Felicity Huffman’s former “Desperate Housewives” co-star spoke out against the short prison stint she received for her part in the college admissions scandal revealed earlier this year, social media posts show.
Ricardo Chavira, who starred as Eva Longoria’s husband Carlos Solis on the long-running ABC dramedy, took to social media in September to denounce white privilege in the wake of Huffman’s sentencing.
“White Privilege,” he wrote on Twitter. “And I saw eight years worth of it, so I know what I’m talking about. Accountability and Responsibility don’t mean s*** to these people.”
Though his tweet did not specifically name Huffman or others involved with the show, it was shared alongside a link to a Variety article headlined “Felicity Huffman Tells Judge She Wanted Daughter to Have a Fair Shot.”
Less than 10 minutes later, Chavira tweeted again, writing: “I saw Eight years worth of it working on Housewives. I’ve seen a lifetime of it being a halfbreed, and I’ve struggled w the intricacies of it on a daily basis w all the cultural bias I’ve received on both ends. But whatever. Slap on the wrist.
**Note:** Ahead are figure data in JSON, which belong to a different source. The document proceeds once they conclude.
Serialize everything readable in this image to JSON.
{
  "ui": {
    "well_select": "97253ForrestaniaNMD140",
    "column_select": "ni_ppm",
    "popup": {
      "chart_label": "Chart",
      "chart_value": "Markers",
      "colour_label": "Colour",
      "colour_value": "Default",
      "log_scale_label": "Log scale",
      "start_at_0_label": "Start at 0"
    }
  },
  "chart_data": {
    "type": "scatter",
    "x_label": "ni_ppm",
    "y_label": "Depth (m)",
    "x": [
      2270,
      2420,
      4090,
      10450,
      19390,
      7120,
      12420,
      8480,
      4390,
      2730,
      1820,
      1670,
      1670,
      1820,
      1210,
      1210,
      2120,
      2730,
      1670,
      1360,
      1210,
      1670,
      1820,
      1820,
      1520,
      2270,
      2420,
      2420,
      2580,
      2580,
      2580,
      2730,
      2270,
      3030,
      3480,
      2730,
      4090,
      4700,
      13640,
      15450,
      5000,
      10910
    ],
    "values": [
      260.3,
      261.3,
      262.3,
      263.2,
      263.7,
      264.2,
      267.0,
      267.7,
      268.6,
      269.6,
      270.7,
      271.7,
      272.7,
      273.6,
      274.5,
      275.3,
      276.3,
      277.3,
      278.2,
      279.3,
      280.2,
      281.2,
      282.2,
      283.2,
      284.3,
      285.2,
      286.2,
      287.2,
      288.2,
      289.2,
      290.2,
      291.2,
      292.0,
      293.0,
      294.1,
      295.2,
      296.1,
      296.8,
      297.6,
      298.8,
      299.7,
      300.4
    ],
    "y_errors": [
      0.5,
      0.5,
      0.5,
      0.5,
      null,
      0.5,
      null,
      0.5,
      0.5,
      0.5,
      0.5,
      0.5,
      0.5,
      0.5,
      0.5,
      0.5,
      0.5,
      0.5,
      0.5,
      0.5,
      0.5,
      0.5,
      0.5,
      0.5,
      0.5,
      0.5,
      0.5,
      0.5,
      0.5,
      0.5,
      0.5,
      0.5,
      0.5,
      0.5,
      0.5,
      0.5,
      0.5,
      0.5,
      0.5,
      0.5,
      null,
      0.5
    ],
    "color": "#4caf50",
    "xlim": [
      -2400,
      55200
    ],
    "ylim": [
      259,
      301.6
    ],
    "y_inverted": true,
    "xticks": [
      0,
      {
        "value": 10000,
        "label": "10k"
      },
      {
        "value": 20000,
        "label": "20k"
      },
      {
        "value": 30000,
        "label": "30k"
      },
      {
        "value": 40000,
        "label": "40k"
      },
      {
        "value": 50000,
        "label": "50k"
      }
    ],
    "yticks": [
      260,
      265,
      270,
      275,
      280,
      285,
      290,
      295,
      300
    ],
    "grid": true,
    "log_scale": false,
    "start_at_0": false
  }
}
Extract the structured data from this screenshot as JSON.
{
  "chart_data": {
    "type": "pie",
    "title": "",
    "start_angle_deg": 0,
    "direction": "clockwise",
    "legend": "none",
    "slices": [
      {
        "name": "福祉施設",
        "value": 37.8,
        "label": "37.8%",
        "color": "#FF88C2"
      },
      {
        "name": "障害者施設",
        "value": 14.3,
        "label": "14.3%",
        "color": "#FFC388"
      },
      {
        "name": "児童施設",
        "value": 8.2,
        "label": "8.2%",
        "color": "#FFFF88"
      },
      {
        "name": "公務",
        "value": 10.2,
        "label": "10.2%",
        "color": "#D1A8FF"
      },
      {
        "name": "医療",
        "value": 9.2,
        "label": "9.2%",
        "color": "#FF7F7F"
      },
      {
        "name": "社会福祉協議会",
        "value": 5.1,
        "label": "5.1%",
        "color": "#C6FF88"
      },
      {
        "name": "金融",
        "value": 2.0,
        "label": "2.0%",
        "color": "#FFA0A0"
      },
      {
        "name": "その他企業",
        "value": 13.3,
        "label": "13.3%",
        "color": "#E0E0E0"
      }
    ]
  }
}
Sorry, but this s***.”
In May, Huffman pleaded guilty to paying $15,000 to disgraced admissions consultant Rick Singer to have a proctor change her 19-year-old daughter Sophia’s SAT answers after she took the test.
“I am deeply sorry to the parents, students, colleges and universities who have been impacted by my actions,” she said ahead of her sentencing. “I am sorry to my daughter Sophia, my daughter Georgia and to my husband Bill. I have betrayed them all.”
Huffman was sentenced to 14 days in prison and was fined $30,000 and will be on supervised release for one year after serving her sentence. She will also be required to complete 250 hours of community service.
Chavira, a second-generation Mexican American, went on share tweets comparing Huffman’s punishment with the sentence a homeless woman named Tanya McDowell received after enrolling her son in a school outside her listed district. In that case, McDowell was given five years.
He then shared a story about his condemning white privilege in the wake of Huffman’s sentencing, writing, “La verdad no peca, pero incomoda,” which loosely translates into “The truth doesn't hurt, but it does make you uncomfortable.”